Sunday, May 5, 2013

Social CRM in the banking and insurance industry


Social CRM has boomed in recent times and plays an increasingly important part on everyone’s screens both private and professional ones, particularly when it comes to mitigating complaints on FMCG, technological appliances, flights, holidays and the like.

But what about industries that are bound by professional secrecy? How does social CRM fit into the banking sector and in how far have insurance companies started to adopt this new paradigm of engaging with their clients?

In the financial services industry, particularly in the banking sector, social CRM seems a touchy subject to start off with. Banks fear about their reputation and clients about their privacy. Nevertheless, social CRM can lead to significant competitive advantages when implemented correctly. Particularly their younger customers, the “generation Y”, will have a tendency to relate to banks in as much as they relate to other brands. Hence, it will be crucial to offer these customers the two-way-communication platforms they will soon expect to be part of their client service experience.

What is crucial however is the determination of the bank’s strategy in this respect:

-        What exactly are our goals in this respect?

-        How much do we plan to invest?

-        What ROI do we expect?

-        Who are the customers we are trying to target and how do we satisfy their needs?

-        How do we implement our social CRM initiative and which channels do we use?

The latter could for instance refer to a blog about special deals or providing on-the-spot-customer-assistance. Additionally, the bank could provide trainings or particular advertising campaigns via YouTube and the like.

 

Additionally, it is important to assess any risks the new initiative could bring about:

 

-        How do we test the new system for security purposes?

-        What are the requirements to be fulfilled in terms of regulations and controls?

-        How can we audit the effectiveness of the social CRM initiative?

Finally, the bank will have to clarify some organisational matters, such as:

-        How to communicate the initiative to the market?

-        Does our corporate culture actually support this new paradigm/ are employees sufficiently committed and sociable?

-        Who will be the key staff actively engaging in social CRM?

-        How will the new platform be tested?

-        Has staff received sufficient training to engage in social CRM with confidence, whilst being aware of limitations regarding privacy and confidentiality?

 

In the wake of the financial crisis, rebuilding customers’ trust is key in the banking industry, requiring out-of the-ordinary initiatives to restore clients’ loyalty and to gain market share. Subject to careful implementation, social CRM can provide a competitive edge, as several institutions such as Bank of America, Deutsche Bank and Caja Navarra have already experienced.

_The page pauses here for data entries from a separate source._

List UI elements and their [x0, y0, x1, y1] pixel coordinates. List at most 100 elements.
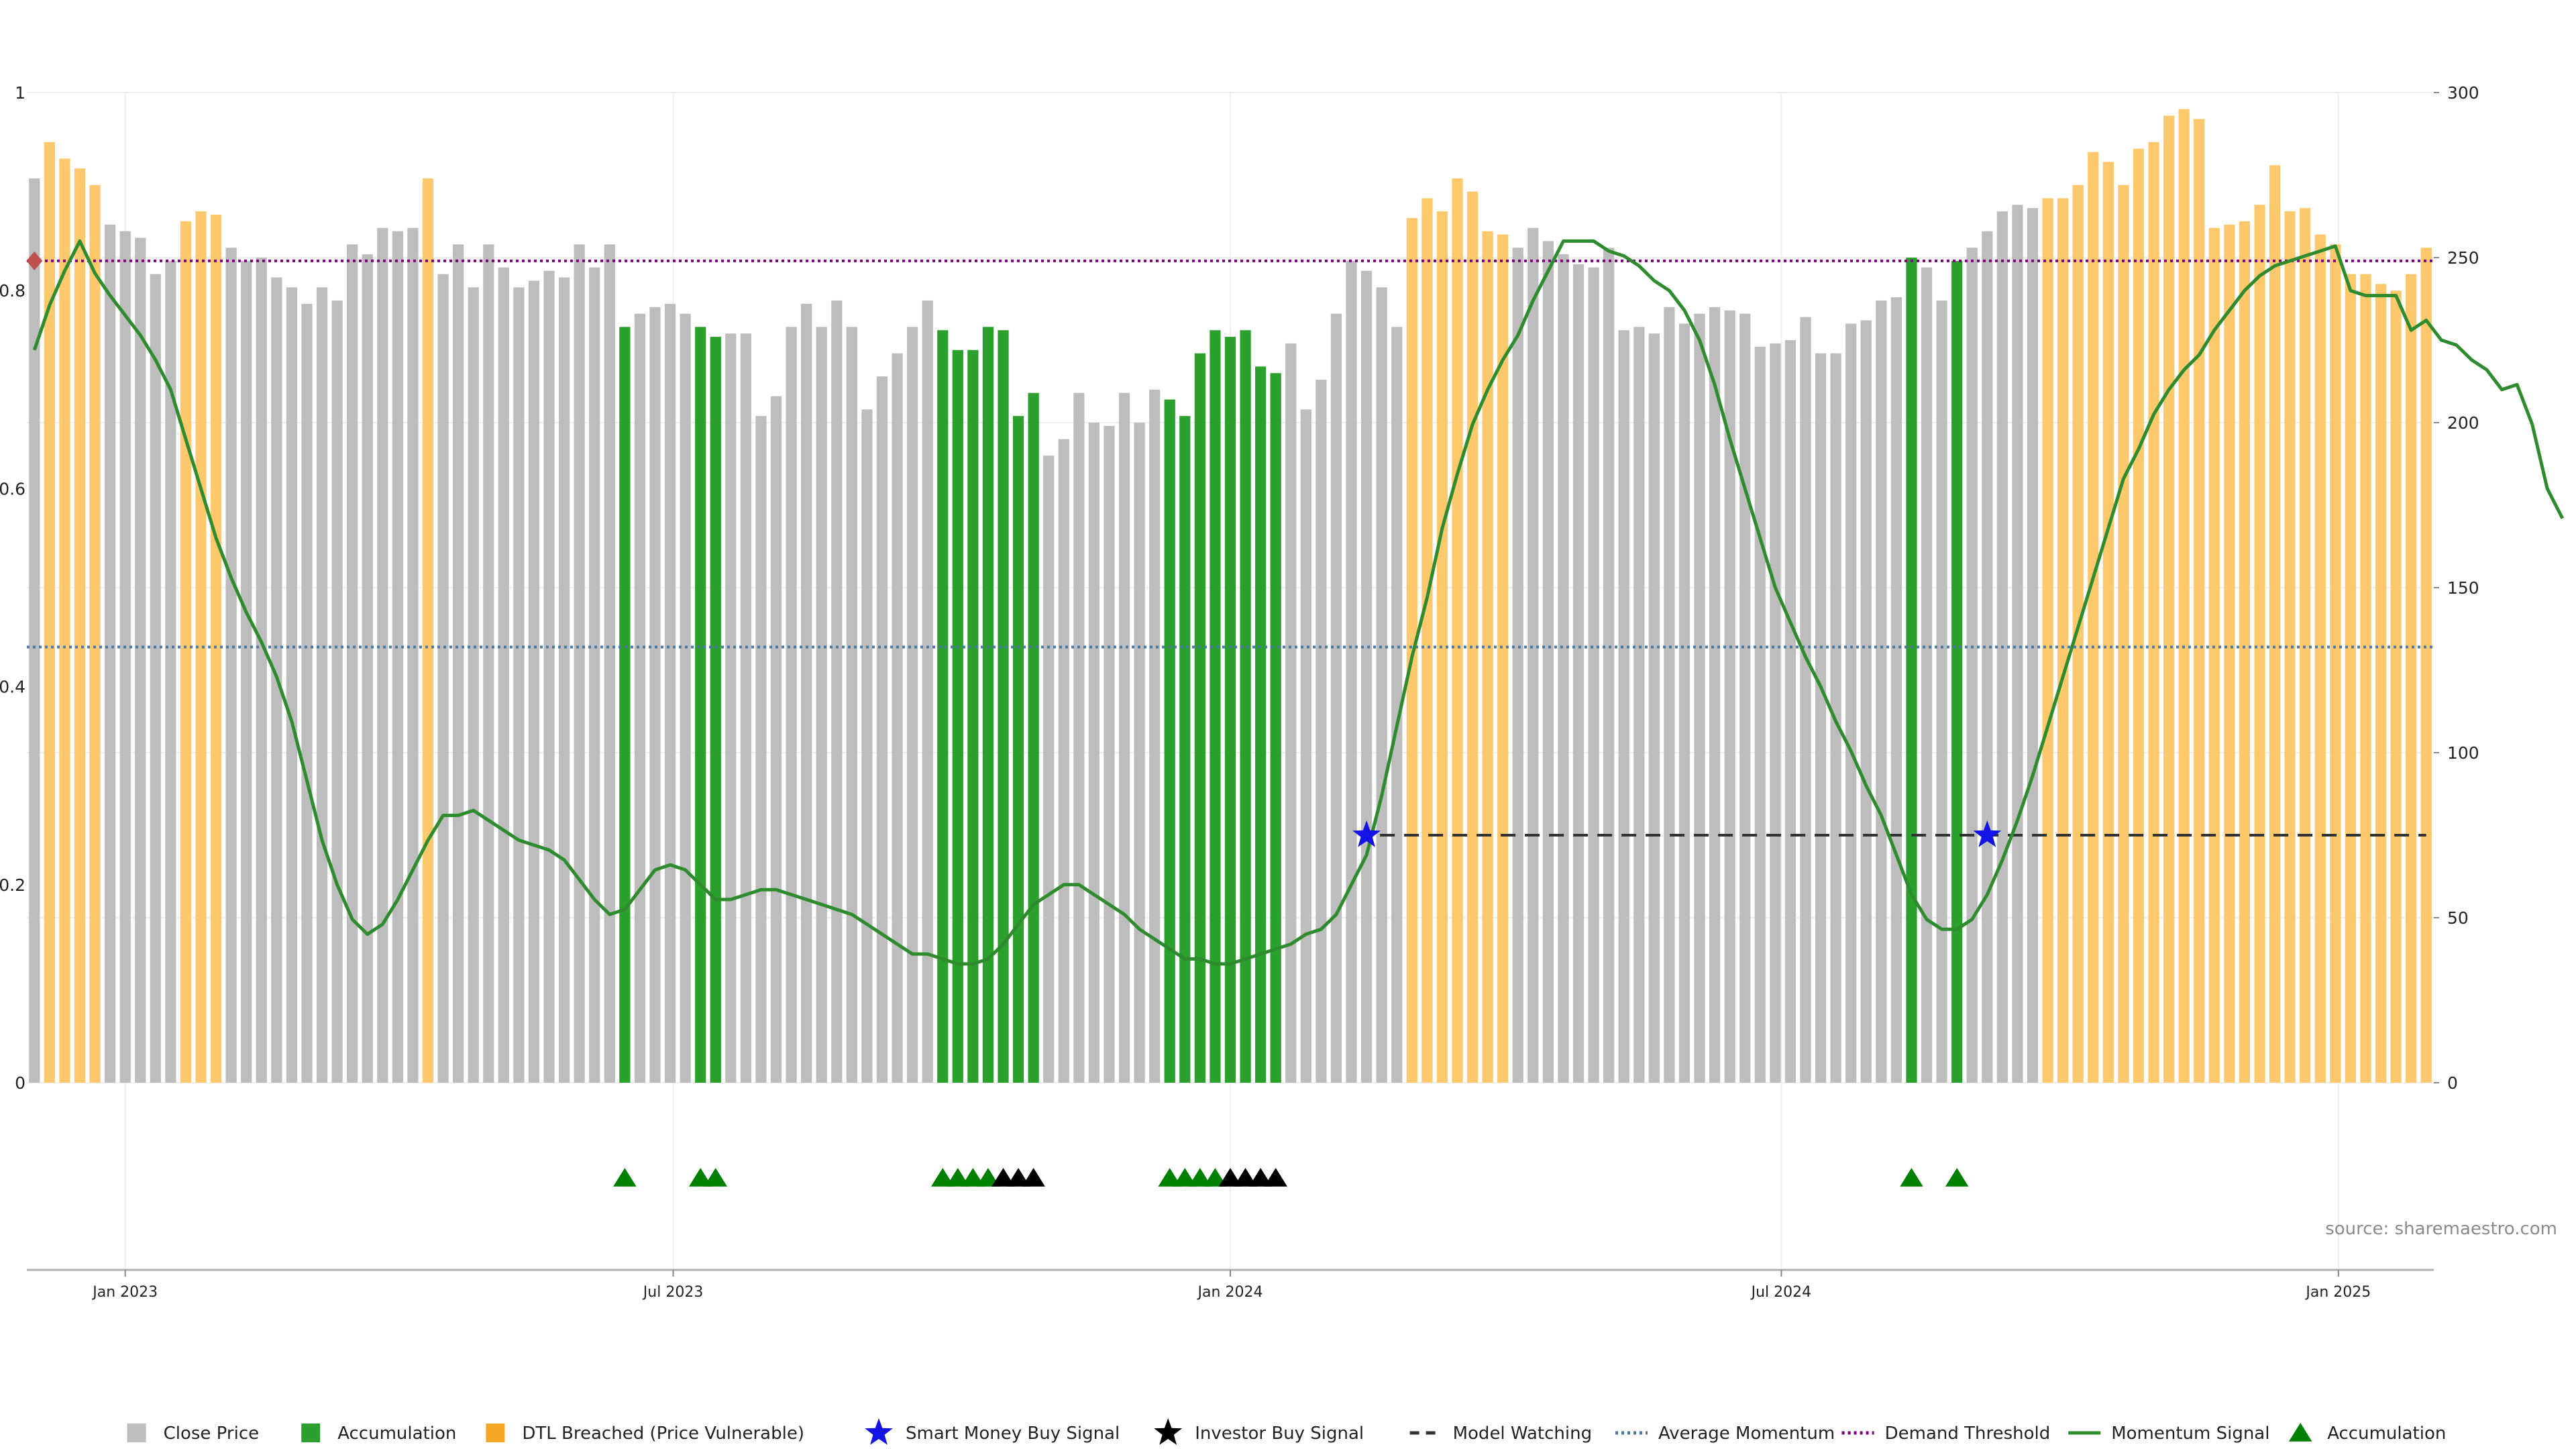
left-axis-tick-label: 1 — [15, 83, 25, 103]
close-price-bar — [664, 303, 676, 1083]
investor-buy-marker — [1218, 1168, 1242, 1187]
legend-item: Smart Money Buy Signal — [865, 1418, 1120, 1445]
dtl-bar — [195, 211, 207, 1083]
dtl-bar — [2345, 274, 2357, 1083]
right-axis-tick-label: 150 — [2447, 578, 2479, 598]
close-price-bar — [1346, 260, 1357, 1083]
close-price-bar — [407, 227, 419, 1083]
legend-label: Average Momentum — [1658, 1424, 1835, 1444]
close-price-bar — [755, 416, 767, 1083]
reference-lines — [26, 251, 2434, 837]
accumulation-marker — [688, 1168, 712, 1187]
close-price-bar — [1558, 254, 1569, 1083]
accumulation-bar — [967, 350, 979, 1083]
close-price-bar — [1572, 264, 1585, 1083]
dtl-bar — [2194, 119, 2205, 1083]
legend-label: Accumulation — [337, 1424, 456, 1444]
accumulation-bar — [982, 327, 994, 1083]
close-price-bar — [1694, 313, 1705, 1083]
close-price-bar — [786, 327, 797, 1083]
legend-label: Close Price — [164, 1424, 260, 1444]
accumulation-marker — [704, 1168, 728, 1187]
accumulation-bar — [1028, 392, 1039, 1083]
close-price-bar — [29, 178, 40, 1083]
accumulation-bar — [1951, 260, 1963, 1083]
close-price-bar — [1360, 270, 1373, 1083]
close-price-bar — [316, 287, 328, 1083]
dtl-bar — [210, 215, 222, 1083]
accumulation-bar — [1255, 366, 1267, 1083]
accumulation-marker — [1188, 1168, 1212, 1187]
legend-item: DTL Breached (Price Vulnerable) — [486, 1424, 804, 1444]
legend-star-icon — [1154, 1418, 1183, 1445]
dtl-bar — [59, 158, 70, 1083]
close-price-bar — [528, 280, 540, 1083]
close-price-bar — [1966, 248, 1978, 1083]
dtl-bar — [2148, 142, 2159, 1083]
close-price-bar — [1330, 313, 1342, 1083]
close-price-bar — [1618, 330, 1629, 1083]
dtl-bar — [89, 184, 101, 1083]
close-price-bar — [468, 287, 479, 1083]
legend-swatch — [301, 1424, 321, 1442]
close-price-bar — [1104, 425, 1115, 1083]
dtl-bar — [2254, 205, 2265, 1083]
close-price-bar — [2027, 208, 2039, 1083]
dtl-bar — [422, 178, 434, 1083]
marker-panel — [613, 1168, 1969, 1187]
close-price-bar — [331, 300, 343, 1083]
dtl-bar — [2269, 165, 2281, 1083]
dtl-bar — [2102, 162, 2114, 1083]
close-price-bar — [453, 244, 464, 1083]
investor-buy-marker — [1022, 1168, 1045, 1187]
close-price-bar — [1316, 380, 1327, 1083]
investor-buy-marker — [991, 1168, 1015, 1187]
x-axis-tick-label: Jul 2023 — [642, 1284, 704, 1301]
legend-label: Momentum Signal — [2111, 1424, 2269, 1444]
close-price-bar — [392, 231, 403, 1083]
close-price-bar — [801, 303, 812, 1083]
close-price-bar — [1709, 307, 1721, 1083]
close-price-bar — [1285, 343, 1297, 1083]
close-price-bar — [1088, 423, 1100, 1083]
close-price-bar — [1921, 267, 1933, 1083]
legend-label: Accumulation — [2327, 1424, 2446, 1444]
accumulation-bar — [1210, 330, 1221, 1083]
right-axis-tick-label: 250 — [2447, 248, 2479, 268]
accumulation-bar — [1194, 353, 1205, 1083]
dtl-bar — [2118, 184, 2129, 1083]
close-price-bar — [558, 277, 570, 1083]
close-price-bar — [1815, 353, 1827, 1083]
close-price-bar — [740, 333, 752, 1083]
investor-buy-marker — [1264, 1168, 1287, 1187]
accumulation-marker — [1158, 1168, 1181, 1187]
left-axis-tick-label: 0.2 — [0, 875, 25, 895]
close-price-bar — [634, 313, 646, 1083]
dtl-bar — [2390, 290, 2402, 1083]
legend-item: Average Momentum — [1615, 1424, 1835, 1444]
accumulation-marker — [613, 1168, 637, 1187]
close-price-bar — [892, 353, 903, 1083]
close-price-bar — [1770, 343, 1781, 1083]
accumulation-bar — [1224, 337, 1236, 1083]
close-price-bar — [816, 327, 827, 1083]
legend-item: Momentum Signal — [2068, 1424, 2269, 1444]
close-price-bar — [1376, 287, 1387, 1083]
close-price-bar — [1058, 439, 1069, 1083]
close-price-bar — [301, 303, 313, 1083]
dtl-bar — [2088, 152, 2099, 1083]
dtl-bar — [1452, 178, 1463, 1083]
dtl-bar — [1466, 191, 1479, 1083]
accumulation-marker — [1203, 1168, 1227, 1187]
momentum-signal-line — [32, 239, 2565, 966]
dtl-bar — [1497, 234, 1509, 1083]
x-axis-tick-label: Jan 2024 — [1197, 1284, 1263, 1301]
dtl-bar — [2360, 274, 2371, 1083]
close-price-bar — [1754, 346, 1766, 1083]
accumulation-bar — [1270, 373, 1281, 1083]
dtl-bar — [1421, 198, 1433, 1083]
accumulation-bar — [1179, 416, 1191, 1083]
close-price-bar — [437, 274, 449, 1083]
smart-money-buy-star — [1352, 820, 1381, 847]
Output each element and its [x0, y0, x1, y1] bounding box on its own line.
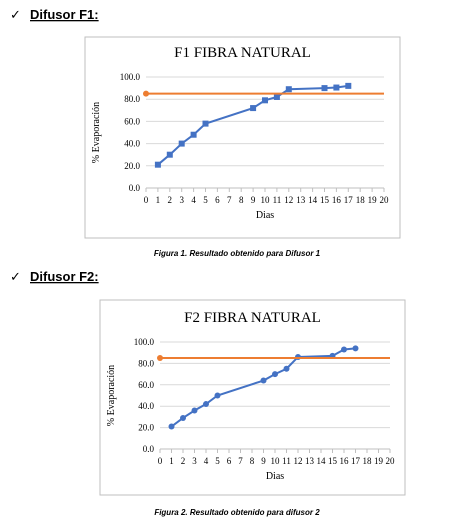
data-point: [272, 371, 278, 378]
data-point: [341, 346, 347, 353]
x-tick-label: 4: [204, 456, 209, 466]
caption: Figura 2. Resultado obtenido para difuso…: [154, 508, 320, 517]
bullet: ✓: [10, 269, 21, 284]
heading: Difusor F1:: [30, 7, 99, 22]
data-point: [143, 90, 149, 97]
data-point: [203, 401, 209, 408]
x-tick-label: 15: [320, 195, 330, 205]
x-tick-label: 3: [179, 195, 184, 205]
x-tick-label: 19: [368, 195, 378, 205]
data-point: [191, 407, 198, 414]
y-tick-label: 20.0: [138, 423, 154, 433]
data-point: [250, 105, 257, 112]
x-tick-label: 10: [261, 195, 271, 205]
chart: F1 FIBRA NATURAL 0.0 20.0 40.0 60.0 80.0 100.0…: [84, 36, 401, 239]
x-tick-label: 16: [332, 195, 342, 205]
y-tick-label: 40.0: [124, 139, 140, 149]
x-tick-label: 0: [144, 195, 149, 205]
x-tick-label: 1: [156, 195, 161, 205]
data-point: [352, 345, 359, 352]
x-tick-label: 16: [340, 456, 350, 466]
x-tick-label: 14: [317, 456, 327, 466]
y-tick-label: 0.0: [143, 444, 155, 454]
x-tick-label: 13: [296, 195, 306, 205]
data-point: [273, 93, 280, 100]
y-tick-label: 80.0: [138, 358, 154, 368]
x-tick-label: 18: [363, 456, 373, 466]
x-tick-label: 19: [374, 456, 384, 466]
x-tick-label: 5: [203, 195, 208, 205]
x-tick-label: 13: [305, 456, 315, 466]
x-tick-label: 3: [192, 456, 197, 466]
data-point: [285, 86, 292, 93]
x-tick-label: 20: [386, 456, 396, 466]
data-point: [180, 414, 186, 421]
data-point: [202, 120, 209, 127]
x-tick-label: 15: [328, 456, 338, 466]
data-point: [190, 131, 197, 138]
chart-frame: [99, 299, 406, 496]
data-point: [214, 392, 221, 399]
chart: F2 FIBRA NATURAL 0.0 20.0 40.0 60.0 80.0 100.0…: [99, 299, 406, 496]
x-tick-label: 8: [239, 195, 244, 205]
data-point: [168, 423, 175, 430]
y-tick-label: 100.0: [120, 72, 141, 82]
data-point: [345, 82, 352, 89]
x-tick-label: 8: [250, 456, 255, 466]
x-tick-label: 10: [271, 456, 281, 466]
data-point: [295, 353, 301, 360]
x-axis-label: Dias: [256, 210, 274, 221]
x-tick-label: 5: [215, 456, 220, 466]
data-point: [178, 140, 185, 147]
x-axis-label: Dias: [266, 471, 284, 482]
y-tick-label: 40.0: [138, 401, 154, 411]
x-tick-label: 6: [215, 195, 220, 205]
x-tick-label: 2: [181, 456, 186, 466]
x-tick-label: 12: [284, 195, 293, 205]
x-tick-label: 1: [169, 456, 174, 466]
data-point: [333, 84, 340, 91]
caption: Figura 1. Resultado obtenido para Difuso…: [154, 249, 321, 258]
y-tick-label: 60.0: [138, 380, 154, 390]
y-tick-label: 0.0: [129, 183, 141, 193]
y-tick-label: 100.0: [134, 337, 155, 347]
x-tick-label: 6: [227, 456, 232, 466]
x-tick-label: 18: [356, 195, 366, 205]
x-tick-label: 7: [227, 195, 232, 205]
x-tick-label: 0: [158, 456, 163, 466]
x-tick-label: 14: [308, 195, 318, 205]
x-tick-label: 12: [294, 456, 303, 466]
x-tick-label: 17: [351, 456, 361, 466]
x-tick-label: 11: [273, 195, 282, 205]
data-point: [157, 355, 163, 362]
bullet: ✓: [10, 7, 21, 22]
heading: Difusor F2:: [30, 269, 99, 284]
x-tick-label: 7: [238, 456, 243, 466]
y-tick-label: 20.0: [124, 161, 140, 171]
x-tick-label: 20: [380, 195, 390, 205]
data-point: [283, 365, 290, 372]
y-tick-label: 60.0: [124, 116, 140, 126]
data-point: [321, 85, 328, 92]
chart-title: F1 FIBRA NATURAL: [174, 45, 311, 61]
chart-frame: [84, 36, 401, 239]
y-tick-label: 80.0: [124, 94, 140, 104]
x-tick-label: 2: [168, 195, 173, 205]
y-axis-label: % Evaporación: [106, 365, 117, 426]
y-axis-label: % Evaporación: [91, 102, 102, 163]
x-tick-label: 9: [261, 456, 266, 466]
x-tick-label: 4: [191, 195, 196, 205]
data-point: [166, 151, 173, 158]
x-tick-label: 9: [251, 195, 256, 205]
x-tick-label: 11: [282, 456, 291, 466]
chart-title: F2 FIBRA NATURAL: [184, 310, 321, 326]
data-point: [262, 97, 268, 104]
data-point: [154, 161, 161, 168]
x-tick-label: 17: [344, 195, 354, 205]
data-point: [260, 377, 267, 384]
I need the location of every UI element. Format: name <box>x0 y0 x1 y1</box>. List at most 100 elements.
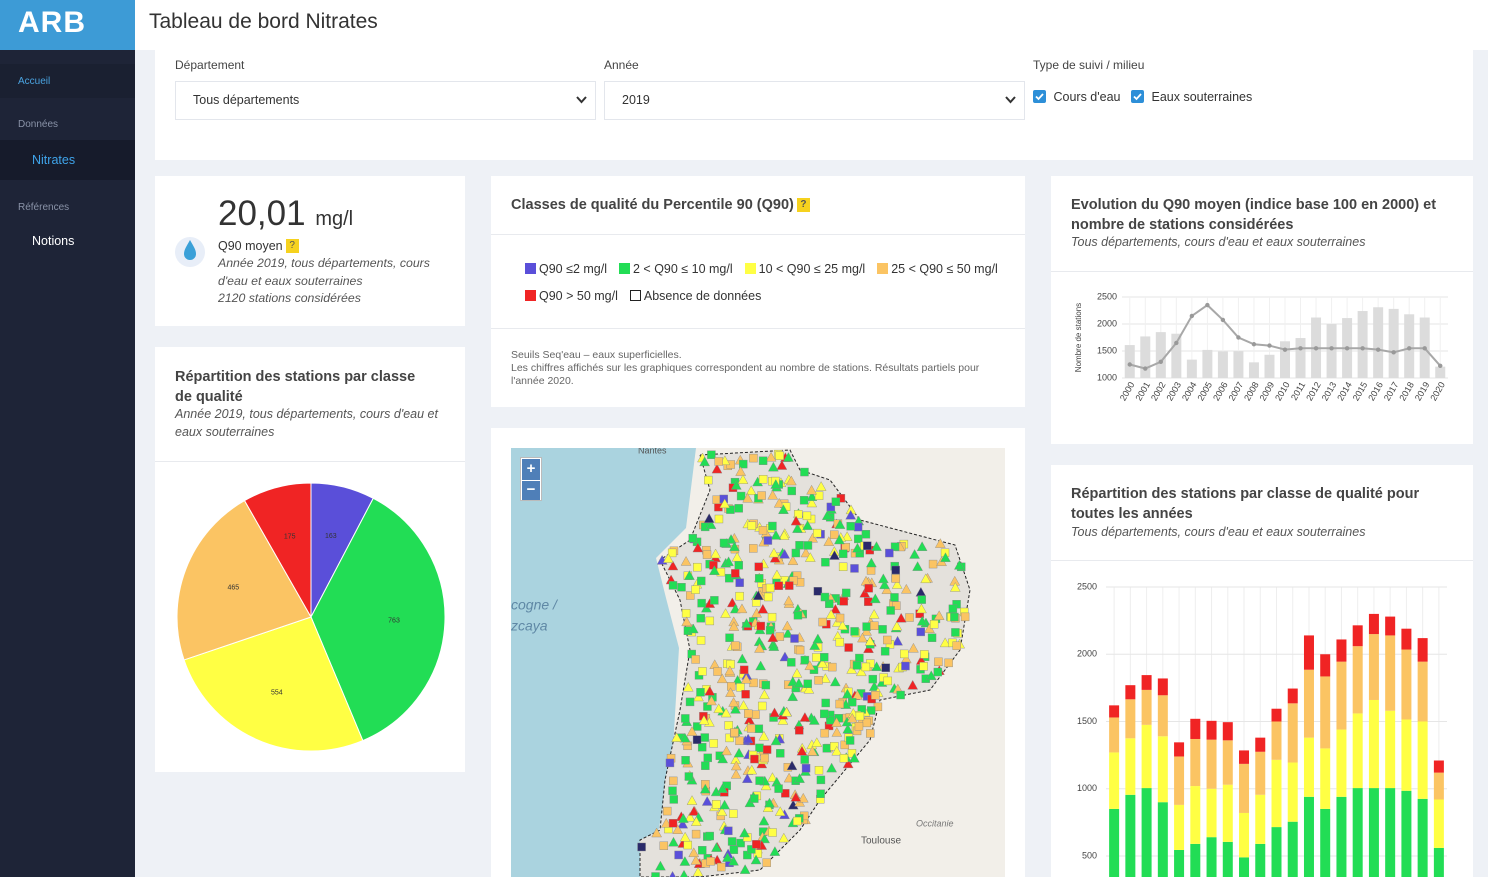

Like any other firms, insurance companies can of course focus on social CRM in order to target their campaigns in a more specific manner following pre-defined measures, again particularly applying to the “generation Y”, the upcoming key market for insurance services relating to life, property, profession and the like. Furthermore, they will be able to analyse how the target market reacts to the launch of new campaigns. Does the web community talk about it/ like it/ joke about it or is there no noise at all?

Additionally, insurance companies can however also browse the social networks for particular statements made by their (prospective) customers. As such it could be interesting for instance to see who is looking forward to the imminent birth of their child. Let’s say Mum-and-Dad-to-be-Smith may indeed be interested in an accident insurance for their new family member or in an additional general liability insurance, in case Grandma-and-Grandpa-to-be are worrying a bit about their Ming vases, when junior undertakes their first attempts of walking. Furthermore it could be worthwhile taking note of our family Smith and reverting back with interesting offers whenever key events relating to the child’s age occur, such as getting a driver’s license/ buying a car, graduating or moving out. The continuous engagement of the Smiths and soon also their child’s, in the web will provide additional spontaneous occasions of promoting insurance services, e.g. when it comes to messages posted on decisions to be taken where to spend the annual holiday. Surely, the Smiths have not yet considered travel health insurance coverage…

On the other hand, the increased focus on social CRM also requires policy owners to be careful what to post, twitter and comment on in social media. Joking about how their car got stolen because they forgot to lock it and later on claiming at the insurance company for theft through sophisticated intrusion, might not be such a clever move in view of compensation or even liability.

Many insurers have already taken a stand towards social CRM: Years ago, Generali France already pioneered “Kontsurnous” a virtual community of up to 15 people benefitting from advantageous car insurance deals, for which they even received a CRM award. Farmers and Northwestern Mutual among others have implemented the Hearsay Social Platform to deepen existing customer relationships and encourage new ones. Accordingly, there seems to be a lot of potential to be unleashed in social CRM for insurance companies. Again, as outlined for banks, subject to carefully designed concepts and the according implementation.